The one I was referring to, The Felony Copyright Act of 1992, is discussed at length in this PDF.

So criminal penalties for massive infringement through non-profit-generating file-sharing were created after massive infringement through non-profit generating file-sharing became technologically easy to do and people started doing it more often.

That sounds much less dire than something like “criminal copyright infringement was created after the Internet became popular.”

Indeed it sounds much like almost any other kind of crime—laws are created once people become aware that a problem is arising.
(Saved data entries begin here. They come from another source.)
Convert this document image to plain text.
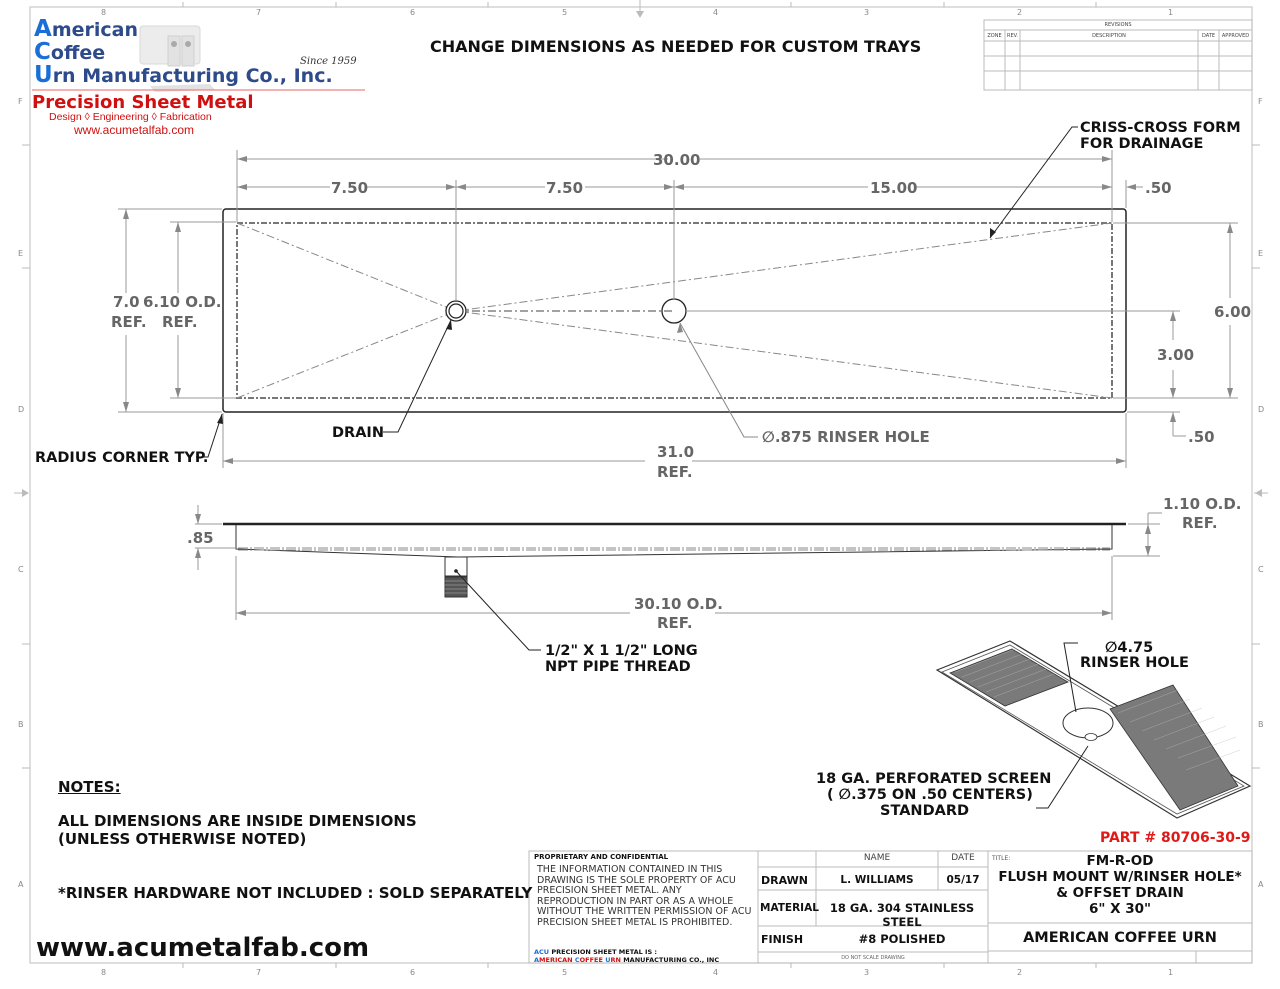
8	7	6	5	4	3	2	1
8	7	6	5	4	3	2	1
F
E
D
C
B
A
F
E
D
C
B
A
American
Coffee
Urn Manufacturing Co., Inc.
Since 1959
Precision Sheet Metal
Design ◊ Engineering ◊ Fabrication
www.acumetalfab.com
CHANGE DIMENSIONS AS NEEDED FOR CUSTOM TRAYS
REVISIONS
ZONE	REV.	DESCRIPTION	DATE	APPROVED
30.00
7.50	7.50	15.00	.50
7.0
REF.
6.10 O.D.
REF.
6.00
3.00
.50
31.0
REF.
CRISS-CROSS FORM
FOR DRAINAGE
DRAIN	∅.875 RINSER HOLE
RADIUS CORNER TYP.
.85
1.10 O.D.
REF.
30.10 O.D.
REF.
1/2" X 1 1/2" LONG
NPT PIPE THREAD
∅4.75
RINSER HOLE
18 GA. PERFORATED SCREEN
( ∅.375 ON .50 CENTERS)
STANDARD
NOTES:
ALL DIMENSIONS ARE INSIDE DIMENSIONS
(UNLESS OTHERWISE NOTED)
*RINSER HARDWARE NOT INCLUDED : SOLD SEPARATELY
www.acumetalfab.com
PART # 80706-30-9
PROPRIETARY AND CONFIDENTIAL
THE INFORMATION CONTAINED IN THIS DRAWING IS THE SOLE PROPERTY OF ACU PRECISION SHEET METAL. ANY REPRODUCTION IN PART OR AS A WHOLE WITHOUT THE WRITTEN PERMISSION OF ACU PRECISION SHEET METAL IS PROHIBITED.
ACU PRECISION SHEET METAL IS :
AMERICAN COFFEE URN MANUFACTURING CO., INC
NAME	DATE
DRAWN	L. WILLIAMS	05/17
MATERIAL 18 GA. 304 STAINLESS STEEL
FINISH	#8 POLISHED
DO NOT SCALE DRAWING
TITLE:	FM-R-OD
FLUSH MOUNT W/RINSER HOLE*
& OFFSET DRAIN
6" X 30"
AMERICAN COFFEE URN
Well yeah. If your business was selling CDs for a goodly markup, wouldn’t you freak when people start sharing them electronically with a few million of their closest friends - for free, and just by letting their computers sit there? before that, nobody made enough money to sue over private copying unless they had industrial-scale production facilities.

One of the guys I worked with went to school with a fellow who was sued by Playboy. Apparently in the early days of BBS’s, when CD’s were just becoming standard on PC’s, these guys collected a wad of porn from various BBS’s, bought a CD burner, and advertised a CD full of images for sale in the back of assorted computer magazines. I’m told they made thousands of dollars mail-ordering these. Of course images were scanned from magazines, usually - so when Playboy tracked them down, they made them sign over their profits and sign a fairly thick legal agreement that they would refrain from violating Playboy’s copyright ever again.

(I remember him razzing the guy when he tried to correct us on some computer question - “How thick was that agreement with Playboy you were forced to sign?”)

the point is, that sort of thing is possible when you can recover thousands of dollars from some teenagers with a little legal negotiation and some fancy suited lawyers, but fails utterly when there’s no money to be recovered and it’s a million whack-a-moles at a time. Then it’s time to use the congresscritter you bought, and make it criminal.

Again, something is made criminal when it becomes a problem. Why was it necessary to throw in a slur about “bought … Congresscritter”?